Saturday, July 11, 2009
I meant to write about this earlier (and perhaps I have and forgot), but I received a comment on Facebook about wearing perfume. An old friend, who's never known me to wear perfume, having missed the first love affair and left before the second one began, asked "who are you wearing it for?" The question surprised me. The answer was (and is) "for myself."
I had forgotten that most people think the wearing of perfume is for others. That never occurs to me. The only thing I think about others when I put on fragrance is that I must remember to wear a scent close to the skin. The smell of perfume has become akin to a crime (and is one in some places), even while we're subjected to all sorts of scent where once we were not. Every public bathroom stinks of canned sprays, and "classier" ones reek of baskets of fake rose petals, sticks and dried leaves that claim to be potpourri. Where once clean meant the smell of pine or chlorine, it now is too many things, most of them orange, or something that tries to pass for lavender.
I'm in no way against making soaps and cleansers that smell good. I use Caldrea dish soap and it is lovely. I even use a Bath and Body Works plug-in because it's better than smelling my cat box, which even with daily cleaning, smells bad in the summer.
But that wasn't what I meant to write about. I can't help but rambling, and editing, well. . .I don't do much of that, do I?
I'm finally breaking out of being a serial monogamist when it comes to fragrances. Lately, I've started actually sampling my samples. After I discovered I had more than 200 of them, it seemed the right thing to do. The way I was wearing fragrance, one would think I had half a dozen, at most. When I like something, I stick with it.

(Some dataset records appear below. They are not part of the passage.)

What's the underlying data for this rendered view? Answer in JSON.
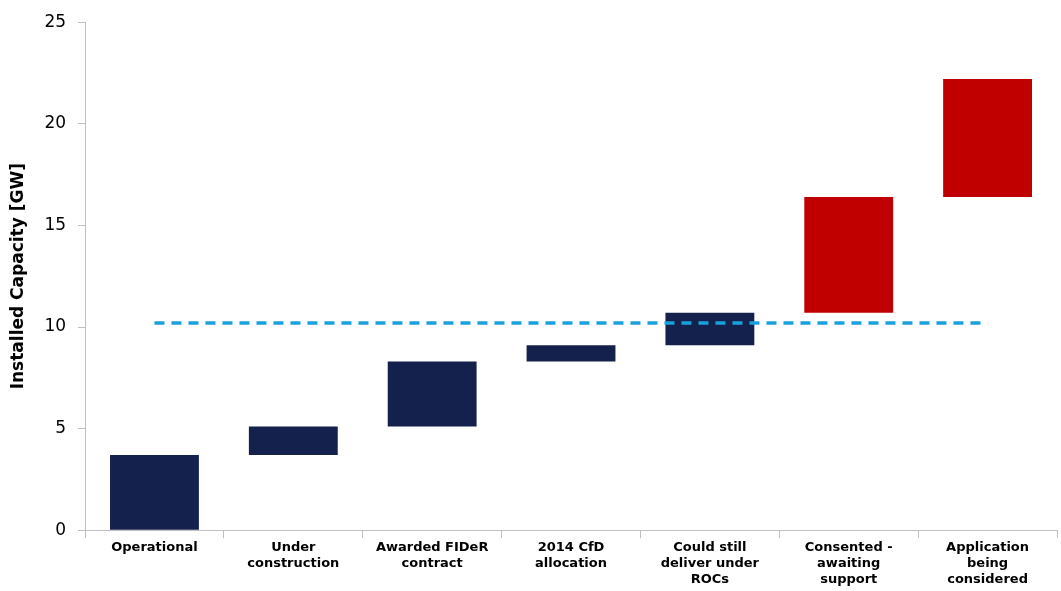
{
  "chart_data": {
    "type": "bar",
    "ylabel": "Installed Capacity [GW]",
    "categories": [
      "Operational",
      "Under construction",
      "Awarded FIDeR contract",
      "2014 CfD allocation",
      "Could still deliver under ROCs",
      "Consented - awaiting support",
      "Application being considered"
    ],
    "base": [
      0,
      3.7,
      5.1,
      8.3,
      9.1,
      10.7,
      16.4
    ],
    "values": [
      3.7,
      1.4,
      3.2,
      0.8,
      1.6,
      5.7,
      5.8
    ],
    "colors": [
      "#14214d",
      "#14214d",
      "#14214d",
      "#14214d",
      "#14214d",
      "#c00000",
      "#c00000"
    ],
    "ylim": [
      0,
      25
    ],
    "yticks": [
      0,
      5,
      10,
      15,
      20,
      25
    ],
    "ref_lines": [
      {
        "axis": "y",
        "value": 10.2,
        "color": "#1aa0dc",
        "line_style": "dashed"
      }
    ],
    "legend": false
  }
}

I'm like that with most everything. I eat the same thing every day until I'm sick of it, which takes a long time, sometimes even a year or more. One could easily say that it's boring, but I don't find it so. Of course, there's comfort in the familiar, but I also see it as a way of becoming truly intimate with things. Perhaps I'm overstating my case. The other reason I am like this is ol' nature and nurture. My father was the same way. He ate the same thing every day and I watched him savor it, absolutely relish it, and some days I felt a kind of jealousy, for he seemed to be enjoying himself far more with his two Vienna cookies at lunch than someone who's just eaten the world's rarest delicacy. Did I watch and learn or am I just like him because of some gene? If I knew the answer to that one, I'd win the Nobel prize.
I've always loved scent. And this, too, I learned from my father, who thought good soap was the poor man's delight, an affordable luxury. I know I've written about this before; the trips to Caswell Massey when it was an old and venerable place, usually empty, where we were treated like royalty for buying one box of soap. We'd spend outrageous amounts of time in there, and any store we could find that sold good soap, picking up each bar as if it held something absolutely precious, which it did.
Oddly, when I left the home of my father, I developed a love for Dial soap. I even went so far as to buy a case of it, those bright yellow-orange horrors, 100 hotel-size bars. I wonder if I'd still like the smell. These days, good soap is so easy to find. Any discount store, TJ Maxx, Marshall's, has all one could want. The packaging is luscious, but somehow the thrill is gone. The hunt was fun when the stuff wasn't so popular.
I read recently that it used to be that there were 40 perfume launches a year and now there are 2000. Perhaps this is why the niche perfume, especially for me, who lives in such a rural place, where the finest perfume I can find in person is Chanel, is such a treat. I am planning on being in New York City in a few weeks, and I marvel at how one can get anything there. Of course, this has always been true, but now, as a hick from the sticks, it amazes me. Yet, as I thought of who I might be if I lived there now, I thought how my perfume lust might get the better of me. Too easy to obtain, too expensive to buy, and perhaps I would never have swapped for samples with all the nice people I've "met" online. Maybe I'd be buying a bottle a week, feeling guilty about it, and also, forgetting what a pleasure I find the stuff.
Today I wore three different scents, and I'll be putting another on before I go to sleep. I've been wondering lately if others put scent on before they went to bed, and I thought "of course they do", but probably for their lovers. I always choose something I think will bring me good sleep, make the bedclothes smell nice in the morning, or soothe me if I'm needing that. I realized I've assumed that the poor man who sleeps with me will like it, because I do. Now, that is surely delusional, but a delusion I prefer to keep.
Photo note: And what does a ball of yarn have to do with this post? I googled the words "the perfumed bed" and saw this skein. Of course, I followed the trail, and came upon an online fiber shop called The Sanguine Gryphon. What beautiful fiber they have! Not only that, the yarns have names, such as "The Perfume Anointed Bed" (above), "Beyond Their Reach", "Beautiful in Your Garments", and for many, there is poetry (besides the titles themselves). What a treasure I have just found! Even if you don't need yarn, go have a look (and a read).